Sunday, May 10, 2009

An immunity to iocaine powder

Lots of punditry about Afghanistan and Pakistan lately. Is it the Apocalypse? What Should Be Done and Who Should Do It? How can "we" keep "them" from bringing us trouble? Should we fight them there so we don't have to fight them here?

I see this as a pretty simple deal. The real problem of Afghanistan is that any U.S. aims, regardless of what they are or how they are approached, are negated by the realities on the ground.It doesn't matter whether you want to do CT, COIN or full-blown colonialism. For any or all of the above you HAVE to have some sort of viable local social, political and military structures in place. The European colonial powers usually didn't import and entire Western government or military. They typically just knocked off the local leaders in critical positions, filled them with European viceroys and commanders-in-chief, and used the remaining local structures to rule. I understand that even by the late 19th Century there were villagers in India who saw an Englishman once a year or so. The bulk of the troops who did the Imperial policing were native. So were many of the lower civil servants.
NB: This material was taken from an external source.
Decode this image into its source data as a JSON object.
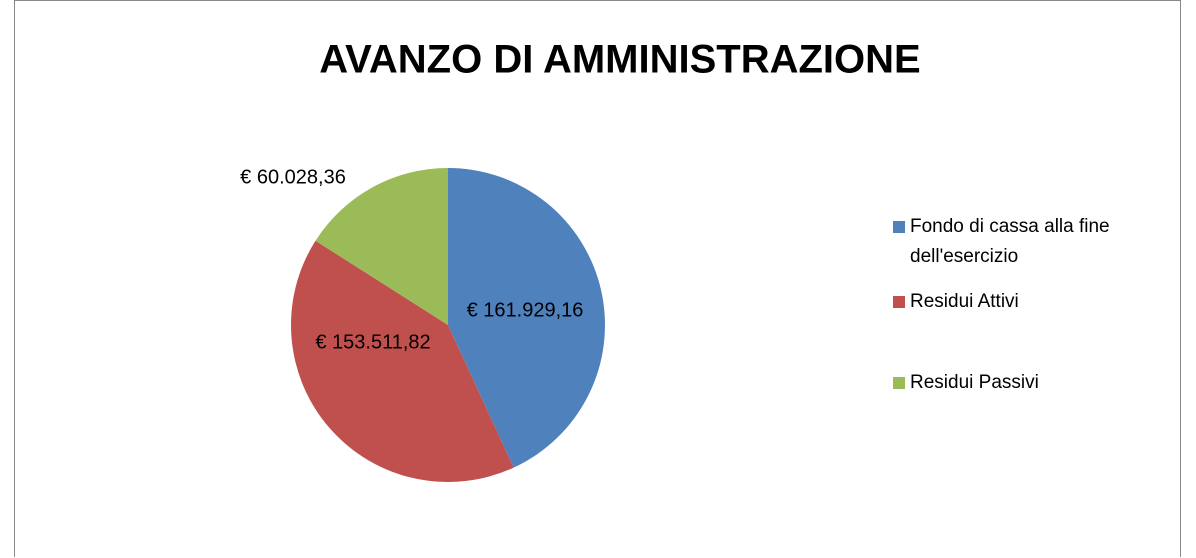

So when you admit that "the ANA isn't up to the job", or that the Karzai government is a corrupt, incompetent kleptocracy that "rules" little more than its own offices in Kabul, you pretty much have declared that nothing but an extraordinary, budget-breaking effort will have even a hope of making Afghanistan anything but a chaotic, destroyed tribal chaos.And I would add that the notion of full-on colonialism is an exercise in imperial romanticism. The modern proliferation of automatic weaponry and cheap, simple explosives (for manufacturing bombs, mines and booby-traps) has made colonialism too expensive a proposition for the 21st Century's low-birthrate, risk-averse Western societies. It's a mug's game, which is why the Western Europeans got out of it post-WW2 and the Russians post-Soviet. If you can find a reliable local proxy, great. If not, you're shovelling water.Eventually the Afghans themselves will throw up a Baibur or a Gul Shah or a Tamurlane who will impose as much order as possible on the "country" and drag it a little further into the 21st Century, or as close as the natives of the place want to be.

But to pretend that the U.S. can do this, whether it's thru CT, COIN or magic fairy dust?

Vizzini would have two bits of advice for you: "Inconceivable!" and "Never get involved in a land war in Asia".

4 comments:

Lisa said...

I've not seen the film, but that is a great line on the Asian land war!

Maia said...

Again, as always, a beautifully-stated and intelligently thought-out editorial. You always cut to the heart of the matter, and I always find myself agreeing.
And btw the Sicilian scene as a parting allegory is perfection. Why is it that the Princess Bride plays into so many little truisms about life?

FDChief said...

Lisa, WD: Much of what I know about life, living and loving I learned from The Princess Bride. Wonderful film.

rangeragainstwar said...

Chief,
Since we use rock and roll a lot we could title this discussion-Dust In The Wind. This describes the entire phony COIN operation perfectly.
My big disconnect is that if simple guys like you and me can see the obvious facts then why can't the new improved version of POTUS see it? Something is terribly wrong in Denmark especially when it's evaluated with your last post in mind- we're dying on the vine and we're tending their garden.